Should I stay or should I go? («Dovrei restare o dovrei andarmene?»). Filippo Taddei, ex responsabile Economia del Pd di Matteo Renzi e «papà» del Jobs Act, oggi direttore esecutivo e capoeconomista per l'Europa Meridionale di Goldman Sachs, ha scelto di parafrasare il successo dei Clash per sintetizzare in un report il dilemma politico di Mario Draghi. L'elezione del premier a presidente della Repubblica, si legge nel testo, «rafforzerebbe l'ancoraggio dell'Italia e della sua politica all'Europa» ma allo stesso tempo «scatenerebbe incertezza circa il nuovo governo e l'efficacia della sua politica» con il rischio di impatti negativi sull'utilizzo delle risorse e l'implementazione delle riforme legate al Recovery Fund.
La presa di posizione dell'importante corporate bank statunitense ha una doppia valenza. Da un lato, com'è ovvio, gli investitori internazionali si sentono più rassicurati dalla presenza al governo di un autorevole esponente dell'establishment che ha guidato sia la Banca centrale europea che la Banca d'Italia. Dall'altro lato, è un segnale di sfiducia nella tenuta istituzionale del nostro Paese dinanzi a sfide importanti come quelle poste da Next Generation Eu ancorché al Quirinale dovesse insediarsi Mario Draghi che di Goldman Sachs è stato vicepresidente e managing director dal 2002 al 2005 prima di essere nominato dal governo Berlusconi a capo di Via Nazionale.

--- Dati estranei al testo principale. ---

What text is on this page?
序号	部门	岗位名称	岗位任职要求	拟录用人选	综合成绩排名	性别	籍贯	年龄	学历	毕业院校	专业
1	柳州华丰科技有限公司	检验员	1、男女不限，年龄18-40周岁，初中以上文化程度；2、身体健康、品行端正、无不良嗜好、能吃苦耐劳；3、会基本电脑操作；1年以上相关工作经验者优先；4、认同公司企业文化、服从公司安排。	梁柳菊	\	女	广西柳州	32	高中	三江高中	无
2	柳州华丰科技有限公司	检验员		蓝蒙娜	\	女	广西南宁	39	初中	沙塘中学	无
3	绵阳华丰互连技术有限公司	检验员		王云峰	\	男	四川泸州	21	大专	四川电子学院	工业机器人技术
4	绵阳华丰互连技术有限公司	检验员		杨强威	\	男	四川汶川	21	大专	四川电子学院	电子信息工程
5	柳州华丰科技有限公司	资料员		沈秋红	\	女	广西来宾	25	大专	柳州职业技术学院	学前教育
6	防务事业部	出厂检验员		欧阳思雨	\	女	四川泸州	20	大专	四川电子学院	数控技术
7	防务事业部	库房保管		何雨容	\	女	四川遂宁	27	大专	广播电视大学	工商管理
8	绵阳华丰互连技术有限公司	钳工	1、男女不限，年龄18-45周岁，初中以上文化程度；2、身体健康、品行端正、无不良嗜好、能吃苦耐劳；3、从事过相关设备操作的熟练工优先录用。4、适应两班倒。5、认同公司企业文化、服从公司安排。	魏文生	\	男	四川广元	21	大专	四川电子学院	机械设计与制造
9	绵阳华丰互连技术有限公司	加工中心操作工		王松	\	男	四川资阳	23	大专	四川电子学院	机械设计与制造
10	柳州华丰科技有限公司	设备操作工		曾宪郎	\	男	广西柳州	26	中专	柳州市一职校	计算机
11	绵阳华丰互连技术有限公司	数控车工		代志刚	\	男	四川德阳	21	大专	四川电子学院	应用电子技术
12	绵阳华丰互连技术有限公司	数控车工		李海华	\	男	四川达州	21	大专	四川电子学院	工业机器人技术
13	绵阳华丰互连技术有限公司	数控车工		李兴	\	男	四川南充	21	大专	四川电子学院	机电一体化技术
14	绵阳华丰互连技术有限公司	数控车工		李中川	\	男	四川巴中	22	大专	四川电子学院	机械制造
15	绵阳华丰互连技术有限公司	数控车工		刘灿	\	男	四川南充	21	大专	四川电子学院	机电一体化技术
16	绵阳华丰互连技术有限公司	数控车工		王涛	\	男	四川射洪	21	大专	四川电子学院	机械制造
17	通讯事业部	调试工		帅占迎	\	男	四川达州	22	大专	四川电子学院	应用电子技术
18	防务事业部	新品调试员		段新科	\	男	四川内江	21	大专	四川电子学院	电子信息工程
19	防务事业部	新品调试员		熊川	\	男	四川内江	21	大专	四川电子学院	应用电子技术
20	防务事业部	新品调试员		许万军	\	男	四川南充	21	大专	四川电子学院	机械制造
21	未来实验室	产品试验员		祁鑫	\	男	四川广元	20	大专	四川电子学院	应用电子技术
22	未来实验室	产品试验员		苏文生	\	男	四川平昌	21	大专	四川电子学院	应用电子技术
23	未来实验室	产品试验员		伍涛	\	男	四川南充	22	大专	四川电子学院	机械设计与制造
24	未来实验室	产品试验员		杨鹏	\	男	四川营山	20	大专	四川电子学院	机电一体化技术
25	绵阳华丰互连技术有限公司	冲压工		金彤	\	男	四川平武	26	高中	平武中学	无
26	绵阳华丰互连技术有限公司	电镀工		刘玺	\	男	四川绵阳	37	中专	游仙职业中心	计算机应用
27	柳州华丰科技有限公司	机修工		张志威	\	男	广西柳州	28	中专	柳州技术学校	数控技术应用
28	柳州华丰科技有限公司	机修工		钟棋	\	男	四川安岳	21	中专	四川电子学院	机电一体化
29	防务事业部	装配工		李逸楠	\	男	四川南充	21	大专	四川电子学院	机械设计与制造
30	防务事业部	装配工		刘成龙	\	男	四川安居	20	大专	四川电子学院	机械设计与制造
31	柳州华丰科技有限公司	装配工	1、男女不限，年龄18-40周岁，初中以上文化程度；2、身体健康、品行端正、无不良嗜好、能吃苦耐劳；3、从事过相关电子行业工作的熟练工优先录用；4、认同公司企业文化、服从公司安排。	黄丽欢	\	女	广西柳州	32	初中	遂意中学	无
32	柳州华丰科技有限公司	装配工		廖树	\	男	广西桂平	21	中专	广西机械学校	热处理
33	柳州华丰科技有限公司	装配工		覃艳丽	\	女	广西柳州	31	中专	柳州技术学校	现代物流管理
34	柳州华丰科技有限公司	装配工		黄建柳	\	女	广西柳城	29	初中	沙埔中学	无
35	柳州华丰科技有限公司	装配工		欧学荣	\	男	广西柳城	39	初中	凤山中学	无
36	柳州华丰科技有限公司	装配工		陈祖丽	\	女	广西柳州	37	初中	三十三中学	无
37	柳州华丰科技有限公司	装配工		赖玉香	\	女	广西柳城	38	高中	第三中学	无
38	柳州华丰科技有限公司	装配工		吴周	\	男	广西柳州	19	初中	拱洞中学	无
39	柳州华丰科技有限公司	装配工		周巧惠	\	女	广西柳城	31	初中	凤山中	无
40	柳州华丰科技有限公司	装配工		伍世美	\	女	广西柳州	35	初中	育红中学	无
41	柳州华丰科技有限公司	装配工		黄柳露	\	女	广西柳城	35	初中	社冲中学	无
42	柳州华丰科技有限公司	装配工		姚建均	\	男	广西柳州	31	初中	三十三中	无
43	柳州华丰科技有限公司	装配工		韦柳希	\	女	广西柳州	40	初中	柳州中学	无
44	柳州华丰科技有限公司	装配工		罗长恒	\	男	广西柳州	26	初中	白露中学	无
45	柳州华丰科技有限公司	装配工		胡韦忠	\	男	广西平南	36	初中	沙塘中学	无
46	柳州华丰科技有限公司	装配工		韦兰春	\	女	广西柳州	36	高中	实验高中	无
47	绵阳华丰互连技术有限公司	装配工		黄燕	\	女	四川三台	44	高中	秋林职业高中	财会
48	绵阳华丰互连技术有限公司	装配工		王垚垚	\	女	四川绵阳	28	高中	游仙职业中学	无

E non si tratterebbe di un unicum: tra i «papabili» per la Presidenza della Repubblica sono annoverati alcuni politici che, in fasi diverse del loro cursus honorum, hanno prestato servizio per importanti banche internazionali. Romano Prodi, che al Quirinale spera sempre di giungere (prima o poi), è stato anch'egli advisor di Goldman Sachs prima della sua discesa in politica e in una successiva fase. Lo stesso Mario Monti, che al ruolo di capo dello Stato ha sempre ambito, è stato international advisor di Goldman dal 2004 al 2011. Giuliano Amato, ex premier e oggi componente della Consulta nonché réserve de la République, è stato advisor di Deutsche Bank e presidente dell'advisory board di Unicredit per l'Italia (ruolo nel quale gli è succeduto nel 2014 proprio Romano Prodi). L'esperienza attiva nel campo della finanza (ove si possono mettere in campo le relazioni costruite nella vita pubblica) è un vantaggio competitivo per molti civil servant anche se finora l'unico banchiere ad approdare al Quirinale è stato il liberale Luigi Einaudi nel 1948.
Ma quali sono i motivi per i quali Filippo Taddei di Goldman Sachs ha messo in discussione l'eventuale passaggio tra palazzi di Mario Draghi? «Alla luce degli interessi divergenti tra i partiti in Parlamento e dei tempi lunghi che tipicamente servono per formare un nuovo governo, siamo preoccupati che questo scenario possa comportare un ritardo nell'implementazione del Recovery Fund e delle riforme correlate», scrive l'economista. Le dimissioni di Draghi potrebbero ridurre l'utilizzo dei 39 miliardi di finanziamenti a fondo perduto attesi dall'Europa tra il 50 e il 75%», si legge nel report.
Un tale scenario potrebbe ridurre l'impatto fiscale sul Pil dello 0,1% nel 2022 e dello 0,35% nel 2023. Tale ricaduta negativa potrebbe aumentare in caso di elezioni anticipate (-0,15% nel 2022 e -0,55% l'anno prossimo). Insomma, Draghi deve rimanere dov'è.